Now Finger might want to claim that the intrinsic authoritarianism of central planning will militate against all reforms that would impede the coordinator class manifesting its own preferences, so that it becomes an uphill struggle to win and maintain desirable reforms — just as, say, in capitalism it is an uphill struggle to win and maintain desirable labor laws or serious watchdog agencies, or redistributive taxes, and so on. I agree. My point is, however, that you can give Centrally Planned Socialism every benefit of every doubt, and it still fails as an economic vision — just as you can give capitalism every benefit of every doubt, and it still fails.
Finger says, “The Stalinist state has, it is true, an economic plan, but without an internally generated mechanism of self-regulation the plan is continuously plagued with bottlenecks, snags, disproportionalities, duplications and squalor.” Stupid central planning will be a mess. I agree.
So it is necessary in a sensibly Centrally Planned Socialist economy to have various techniques for amassing accurate information about tastes, preferences, and productive possibilities. Quite so, and arguing that this is impossible, which is false, or even that efforts to do this will be made difficult by certain features intrinsic to the system, which I agree with, is not near as instructive, it seems to me, as understanding why the system is decrepit even if sensible information is attained.
Finger rejects Stalinist repression, and combining political and economic functions in one authoritarian state apparatus. I do too, and that is in no way contrary to my additional rejection of the purely economic system that I label Socialism 1, and of all authoritarianism in any institutions, for that matter.
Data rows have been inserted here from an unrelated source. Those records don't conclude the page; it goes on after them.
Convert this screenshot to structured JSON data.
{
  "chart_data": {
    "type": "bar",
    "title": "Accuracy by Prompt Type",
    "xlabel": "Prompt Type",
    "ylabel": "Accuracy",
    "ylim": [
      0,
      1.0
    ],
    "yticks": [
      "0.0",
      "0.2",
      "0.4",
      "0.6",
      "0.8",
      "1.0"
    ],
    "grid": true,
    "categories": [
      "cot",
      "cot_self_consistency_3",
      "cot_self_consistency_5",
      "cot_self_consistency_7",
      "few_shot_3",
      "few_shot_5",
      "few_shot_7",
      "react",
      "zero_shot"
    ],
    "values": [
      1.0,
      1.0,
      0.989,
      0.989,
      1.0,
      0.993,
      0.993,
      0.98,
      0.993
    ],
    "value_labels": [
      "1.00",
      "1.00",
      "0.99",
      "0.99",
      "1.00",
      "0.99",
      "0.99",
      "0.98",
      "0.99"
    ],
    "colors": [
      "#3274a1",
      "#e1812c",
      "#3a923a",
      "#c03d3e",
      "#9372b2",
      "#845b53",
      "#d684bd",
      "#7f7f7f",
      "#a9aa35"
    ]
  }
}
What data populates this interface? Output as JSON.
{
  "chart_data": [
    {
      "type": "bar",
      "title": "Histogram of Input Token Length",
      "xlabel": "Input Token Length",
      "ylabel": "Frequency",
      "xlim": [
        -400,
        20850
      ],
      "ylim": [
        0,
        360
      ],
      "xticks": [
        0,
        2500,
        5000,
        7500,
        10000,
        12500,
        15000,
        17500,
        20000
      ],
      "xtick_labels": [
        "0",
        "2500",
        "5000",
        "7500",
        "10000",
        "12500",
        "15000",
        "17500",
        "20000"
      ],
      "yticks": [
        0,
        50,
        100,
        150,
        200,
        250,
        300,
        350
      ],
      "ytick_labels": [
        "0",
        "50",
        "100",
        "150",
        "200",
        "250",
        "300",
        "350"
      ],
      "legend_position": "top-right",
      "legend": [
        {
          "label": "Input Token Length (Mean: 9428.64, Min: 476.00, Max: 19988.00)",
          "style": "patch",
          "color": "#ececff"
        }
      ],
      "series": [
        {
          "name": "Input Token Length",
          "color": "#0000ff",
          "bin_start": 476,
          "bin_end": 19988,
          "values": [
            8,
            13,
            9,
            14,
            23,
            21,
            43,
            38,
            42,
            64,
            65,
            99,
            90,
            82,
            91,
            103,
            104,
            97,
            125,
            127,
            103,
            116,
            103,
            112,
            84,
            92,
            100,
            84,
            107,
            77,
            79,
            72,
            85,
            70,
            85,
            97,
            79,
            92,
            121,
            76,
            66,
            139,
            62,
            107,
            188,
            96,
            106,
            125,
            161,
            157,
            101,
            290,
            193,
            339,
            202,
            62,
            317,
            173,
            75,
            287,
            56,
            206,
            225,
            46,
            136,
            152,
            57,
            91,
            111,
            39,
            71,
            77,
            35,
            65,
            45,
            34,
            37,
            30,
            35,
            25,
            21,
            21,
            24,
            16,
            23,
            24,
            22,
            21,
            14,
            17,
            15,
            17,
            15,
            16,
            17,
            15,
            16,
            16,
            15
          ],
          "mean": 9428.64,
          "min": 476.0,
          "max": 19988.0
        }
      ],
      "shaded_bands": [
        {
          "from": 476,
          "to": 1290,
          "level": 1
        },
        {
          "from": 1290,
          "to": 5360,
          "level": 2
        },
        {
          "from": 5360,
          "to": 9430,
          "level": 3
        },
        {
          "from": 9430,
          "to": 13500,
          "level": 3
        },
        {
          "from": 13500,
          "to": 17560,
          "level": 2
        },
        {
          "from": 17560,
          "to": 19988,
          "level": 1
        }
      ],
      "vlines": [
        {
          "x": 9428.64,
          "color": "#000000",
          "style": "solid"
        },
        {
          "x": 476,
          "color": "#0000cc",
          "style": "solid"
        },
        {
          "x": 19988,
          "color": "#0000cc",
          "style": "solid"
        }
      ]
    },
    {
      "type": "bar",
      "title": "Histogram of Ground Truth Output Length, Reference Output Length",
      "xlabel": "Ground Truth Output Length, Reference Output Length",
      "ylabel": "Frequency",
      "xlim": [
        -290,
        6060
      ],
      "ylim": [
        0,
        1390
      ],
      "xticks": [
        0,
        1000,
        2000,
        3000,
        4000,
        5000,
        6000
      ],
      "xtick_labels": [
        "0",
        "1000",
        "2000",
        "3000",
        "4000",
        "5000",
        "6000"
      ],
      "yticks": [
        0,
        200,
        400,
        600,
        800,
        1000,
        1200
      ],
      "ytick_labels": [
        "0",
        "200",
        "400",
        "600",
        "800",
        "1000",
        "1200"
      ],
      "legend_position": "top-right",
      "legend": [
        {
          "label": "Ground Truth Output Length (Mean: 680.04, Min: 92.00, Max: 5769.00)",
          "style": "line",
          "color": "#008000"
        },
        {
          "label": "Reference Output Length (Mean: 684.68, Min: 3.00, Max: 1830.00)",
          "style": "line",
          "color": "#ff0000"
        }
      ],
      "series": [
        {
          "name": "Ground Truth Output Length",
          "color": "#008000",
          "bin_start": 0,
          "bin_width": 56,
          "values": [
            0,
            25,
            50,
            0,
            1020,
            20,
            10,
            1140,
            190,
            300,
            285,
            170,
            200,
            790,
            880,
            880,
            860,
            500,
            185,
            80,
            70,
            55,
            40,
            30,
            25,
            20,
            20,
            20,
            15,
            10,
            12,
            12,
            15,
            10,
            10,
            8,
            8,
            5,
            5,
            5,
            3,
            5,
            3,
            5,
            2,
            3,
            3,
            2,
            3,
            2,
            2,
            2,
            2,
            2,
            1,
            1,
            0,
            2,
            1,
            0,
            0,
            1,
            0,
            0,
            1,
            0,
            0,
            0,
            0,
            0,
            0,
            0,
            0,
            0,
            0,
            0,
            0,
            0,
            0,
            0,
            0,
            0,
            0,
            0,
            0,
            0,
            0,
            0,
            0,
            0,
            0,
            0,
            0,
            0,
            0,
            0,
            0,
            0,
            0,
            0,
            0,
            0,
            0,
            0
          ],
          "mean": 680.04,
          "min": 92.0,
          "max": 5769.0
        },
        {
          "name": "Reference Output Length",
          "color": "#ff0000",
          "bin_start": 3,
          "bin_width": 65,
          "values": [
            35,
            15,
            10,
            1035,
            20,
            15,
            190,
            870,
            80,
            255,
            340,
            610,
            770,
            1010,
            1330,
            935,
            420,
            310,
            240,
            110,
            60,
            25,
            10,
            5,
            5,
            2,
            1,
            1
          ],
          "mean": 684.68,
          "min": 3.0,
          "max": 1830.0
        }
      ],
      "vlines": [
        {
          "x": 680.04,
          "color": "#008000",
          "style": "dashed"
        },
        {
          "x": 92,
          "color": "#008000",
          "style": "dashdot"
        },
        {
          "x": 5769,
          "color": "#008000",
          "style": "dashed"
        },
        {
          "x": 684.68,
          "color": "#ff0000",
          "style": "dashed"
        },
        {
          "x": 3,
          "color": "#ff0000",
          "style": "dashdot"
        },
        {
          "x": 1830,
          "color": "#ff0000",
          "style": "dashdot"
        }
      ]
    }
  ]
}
Finally, Finger says he is “taken aback” by my “tangential and perhaps unintentional suggestion that revolutionary Russia of 1917 was of a piece with the Soviet Union of 1937 or 1987, and, by extension, with Eastern Europe, China and Cuba.” I don’t know what words of mine Finger has in mind as saying that, but in any event, I don’t equate the workers’ Soviets in their initial revolutionary phase with what followed in later years. On the contrary, I think the early workers’ Soviets were an honest and worthy and even historically exemplary expression of truly socialist aspirations, which were, however, repressed, suppressed, and otherwise brought to naught later. The difference I have with Finger on this score is that while I agree with him that Stalinism was despicable, I think it was the Bolsheviks whom Finger seems to celebrate — or, much more accurately, the Bolshevik leadership, and, at the top, Lenin and Trotsky, who crushed the true revolutionary and socialist aspirations of the workers’ and peasants’ councils. But none of this was my topic, of course.